BOSTON (CBS)- Professional athletes are capable of amazing feats on the field of play. While those feats are a product of the hard work that they put in in practice and the weight room, it’s just as much a product of what they put into their bodies and how they recover. For the Boston Red Sox, the man guiding that fueling process is Team Performance Dietician Glen Tobias.
Tobias breaks his job down into four areas: hydration, sleep, supplementation and, of course, food. Working with the athletes, he creates a plan that accounts for their normal habits and guides them to areas of improvement in order to allow for their best performance out on the diamond.
“In terms of sports, every coach is an energy out coach. They have for different positions, different teams, all across the board. I, and other performance dieticians, are the energy in coaches,” said Tobias in an interview with CBS Local’s Ryan Mayer. “We’re the only energy in coaches that an athlete ever really has. They can only get out of you what we put into you. It’s really important to fuel the machine better.”
A crucial part of fueling the machine and therefore, Tobias’ job, is each athletes caloric intake. While you and I may have grown up hearing three square meals a day is needed to go about our daily lives, for athletes, not surprisingly, the intake is much higher. The most important of that intake? Not breakfast.
“As an athlete you want breakfast, brunch, lunch, dunch, dinner and supper. Technically, I want you eating six times a day not three. Three is so you don’t die, we have to excel and perform better,” said Tobias. “The most important meal of the day, regardless of what all of those cereal companies have told you, it’s not breakfast. It’s actually the meal you have right after your workout. You have to replenish what you just spent.”
And the elements of that replenishment are crucial. While protein is normally focused on as the star of the show, helping to build and repair muscle, Tobias points out that protein “only burns in a carb fueled fire”. So, for a post-workout meal, the break down he suggests is a 3-to-1 or 4-to-1 ratio of carbs to protein.
Though food and drink intake is a crucial part of maintenance for the Red Sox and all athletes, it’s often seen as simply that, fuel for the body. But, Tobias points out, food, drinks and supplements can be used to help improve an athlete’s sleep performance.
“The recovery is critical. I have people using anti-inflammatories like Omega-3 fish oil. Curcumin which is a component of tumeric the seasoning often found in Indian food. I avoid carbonated beverages.
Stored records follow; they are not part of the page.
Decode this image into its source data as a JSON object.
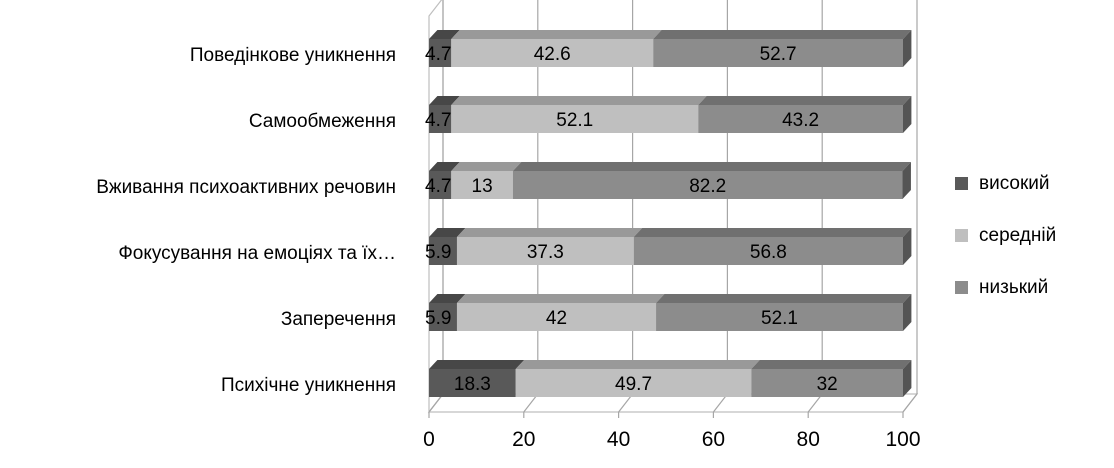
{
  "chart_data": {
    "type": "bar",
    "orientation": "horizontal",
    "stacked": true,
    "three_d": true,
    "categories": [
      "Поведінкове уникнення",
      "Самообмеження",
      "Вживання психоактивних речовин",
      "Фокусування на емоціях та їх…",
      "Заперечення",
      "Психічне уникнення"
    ],
    "series": [
      {
        "name": "високий",
        "color": "#595959",
        "values": [
          4.7,
          4.7,
          4.7,
          5.9,
          5.9,
          18.3
        ]
      },
      {
        "name": "середній",
        "color": "#bfbfbf",
        "values": [
          42.6,
          52.1,
          13,
          37.3,
          42,
          49.7
        ]
      },
      {
        "name": "низький",
        "color": "#8c8c8c",
        "values": [
          52.7,
          43.2,
          82.2,
          56.8,
          52.1,
          32
        ]
      }
    ],
    "data_labels": [
      [
        "4.7",
        "42.6",
        "52.7"
      ],
      [
        "4.7",
        "52.1",
        "43.2"
      ],
      [
        "4.7",
        "13",
        "82.2"
      ],
      [
        "5.9",
        "37.3",
        "56.8"
      ],
      [
        "5.9",
        "42",
        "52.1"
      ],
      [
        "18.3",
        "49.7",
        "32"
      ]
    ],
    "xlim": [
      0,
      100
    ],
    "xticks": [
      "0",
      "20",
      "40",
      "60",
      "80",
      "100"
    ],
    "grid": true,
    "legend_position": "right",
    "title": "",
    "xlabel": "",
    "ylabel": ""
  }
}
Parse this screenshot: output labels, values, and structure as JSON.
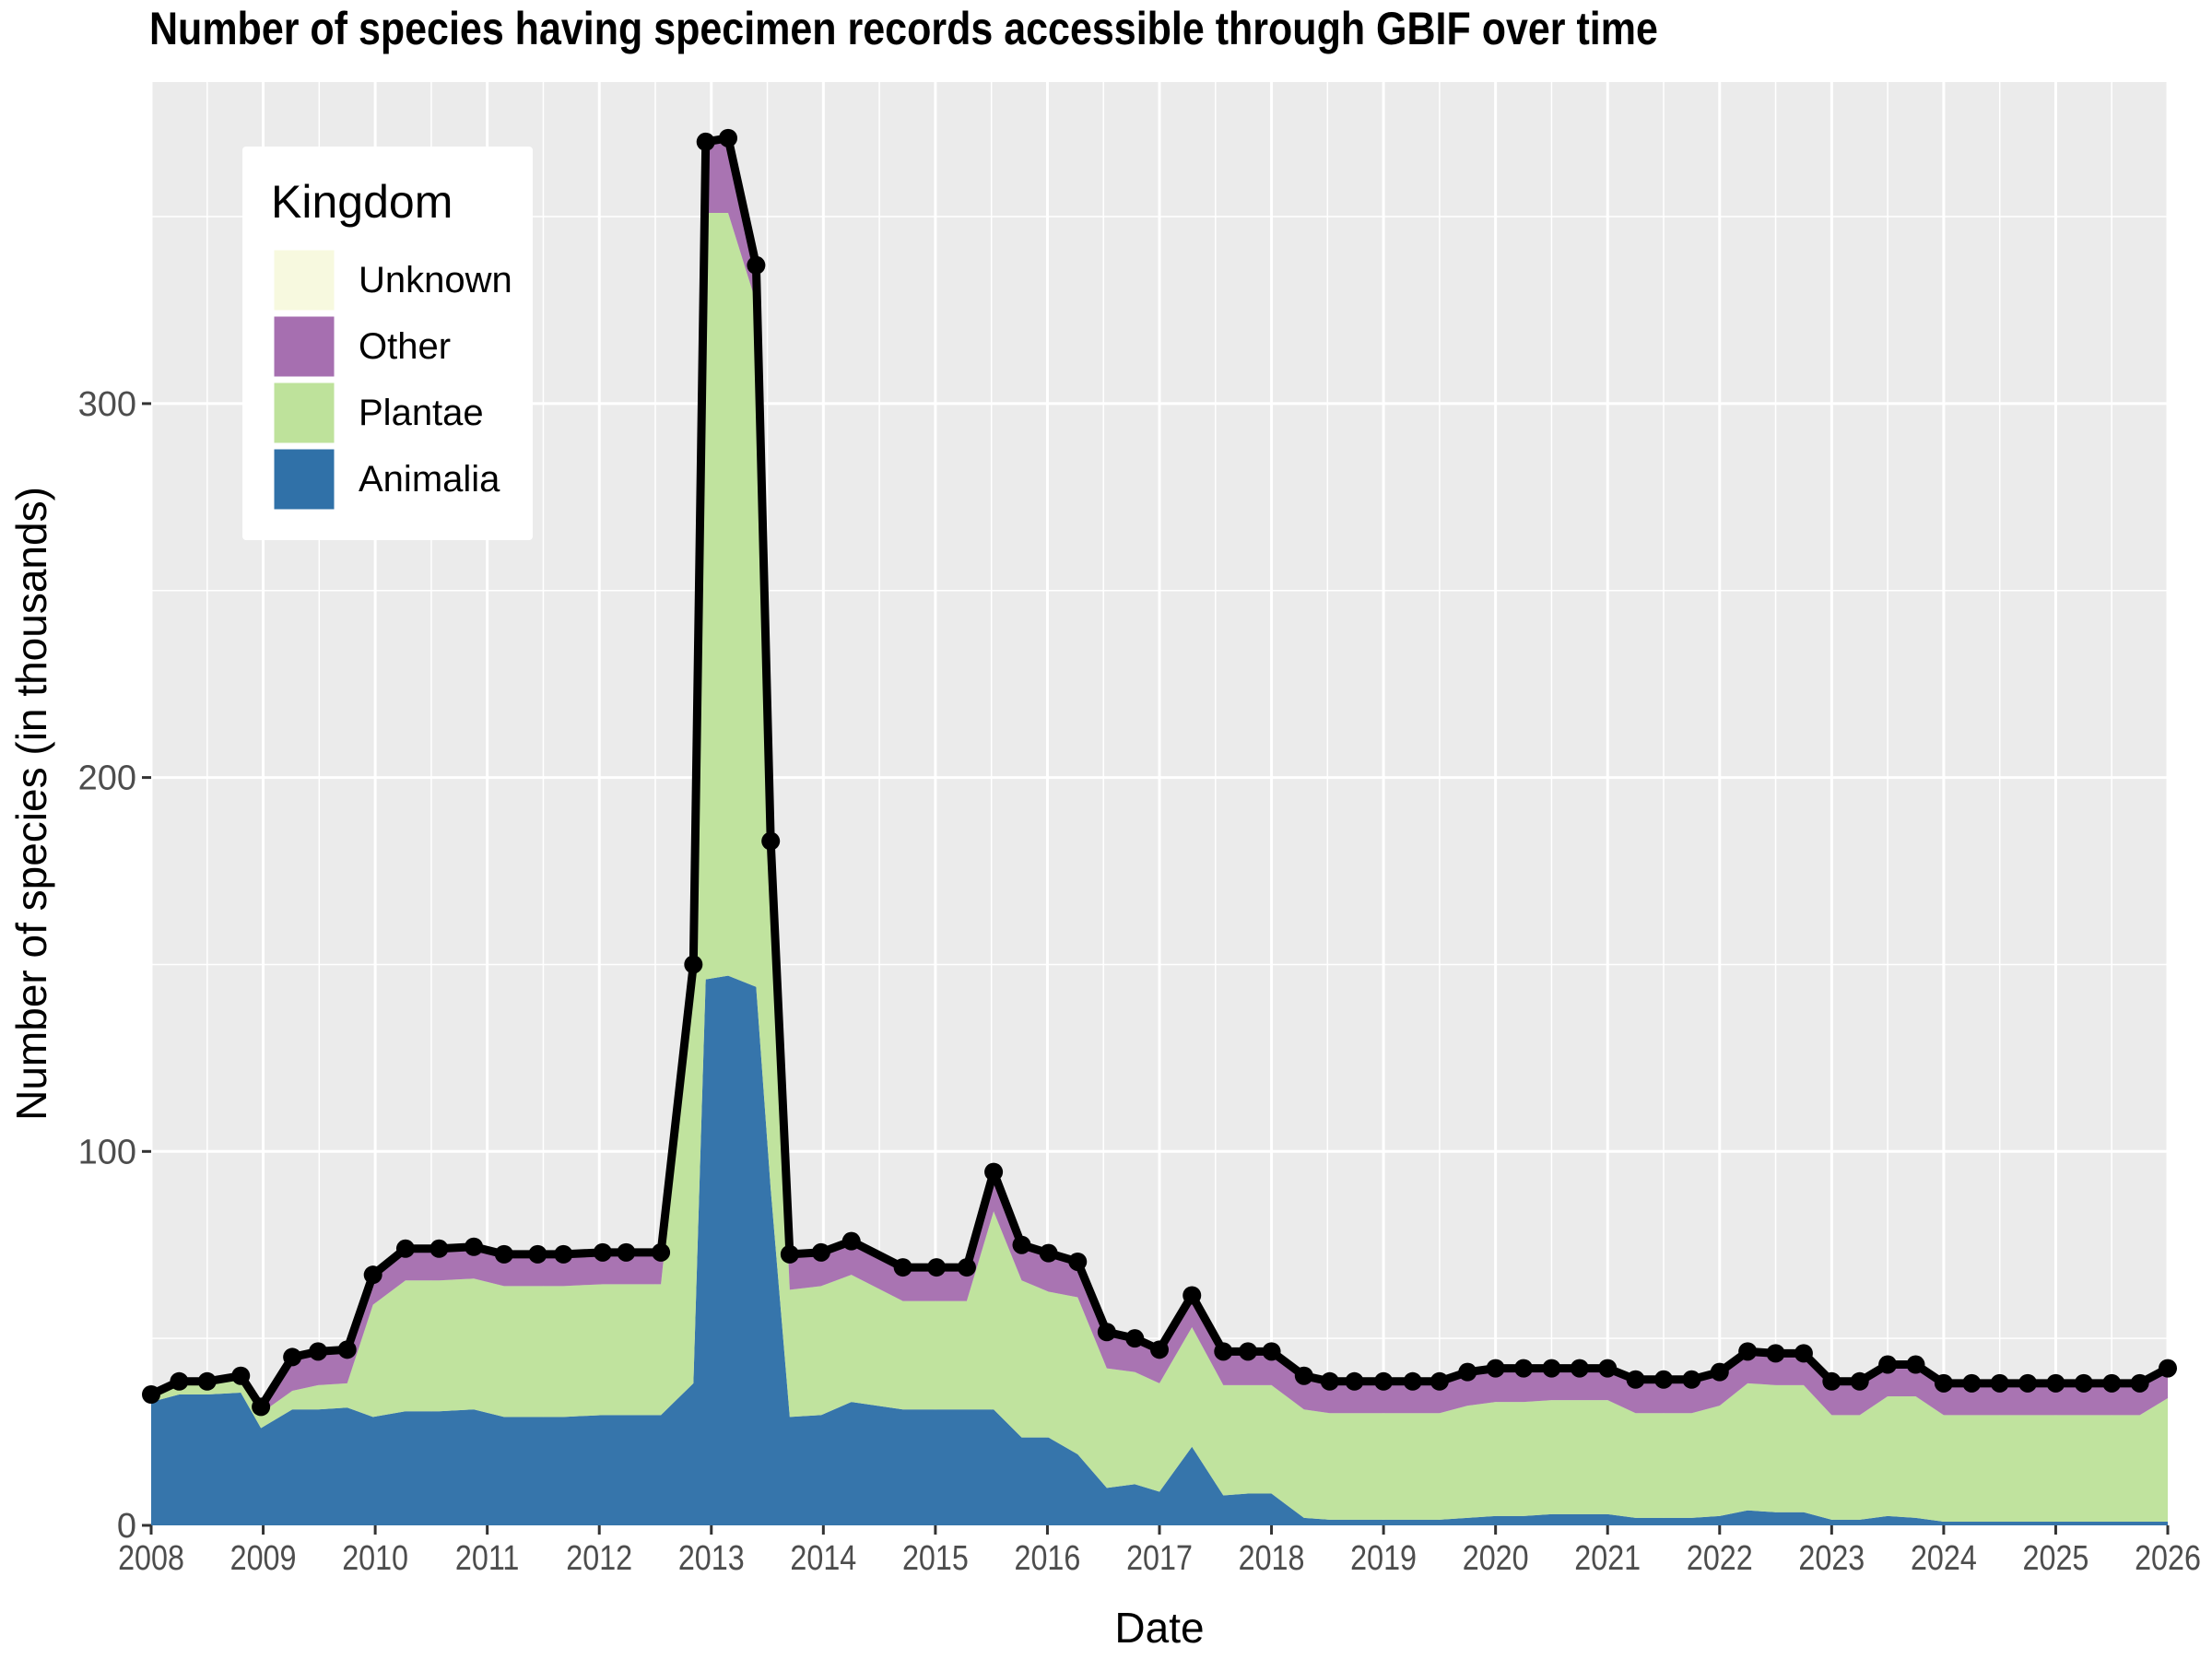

I like tart cherry juice, I happen to use the Cheribundi tart cherry juice,” said Tobias. “Powerful anti-inflammatory that also has natural melatonin to help you sleep better at night. If I can get you sleeping better, you’ll recover better, you can perform the next day.”
Sleep is an area that has likely been harder to come by, not just for athletes but all Americans and people around the world since the onset of the COVID-19 pandemic. Tobias notes that he saw how the pandemic affected his client’s routines, mostly by staying up later than they normally would have.
“Very difficult because a lot of people, when this all started, they were up much later because they didn’t have to get up at a certain time anymore. People were playing more video games and a lot of the players based on their age, like to play video games,” said Tobias. “So you have to have them, it’s called sleep hygiene. Going to bed at the same time every night that’s really important and getting up at the same time every morning, that’s great if you can get it. But, at the beginning of this, it was very difficult.”
While Tobias works with the Red Sox on their nutrition, he also has his own private practice at which he says he works mostly with young athletes in order to get them in the rhythm and routine of what the right things to put in their bodies are at an early age. For any every day athlete looking to improve their performance, Tobias has a few simple base lines to start with.
“First I would look at water. How much are you drinking per day? Whatever you’re drinking, you’re probably going to need more. Think about taking half of your body weight and put that in ounces, that’s a good place to start,” said Tobias. “You want to make sure you’re getting sleep. The earlier you can go to bed the better off you are. The hours before midnight are critical.”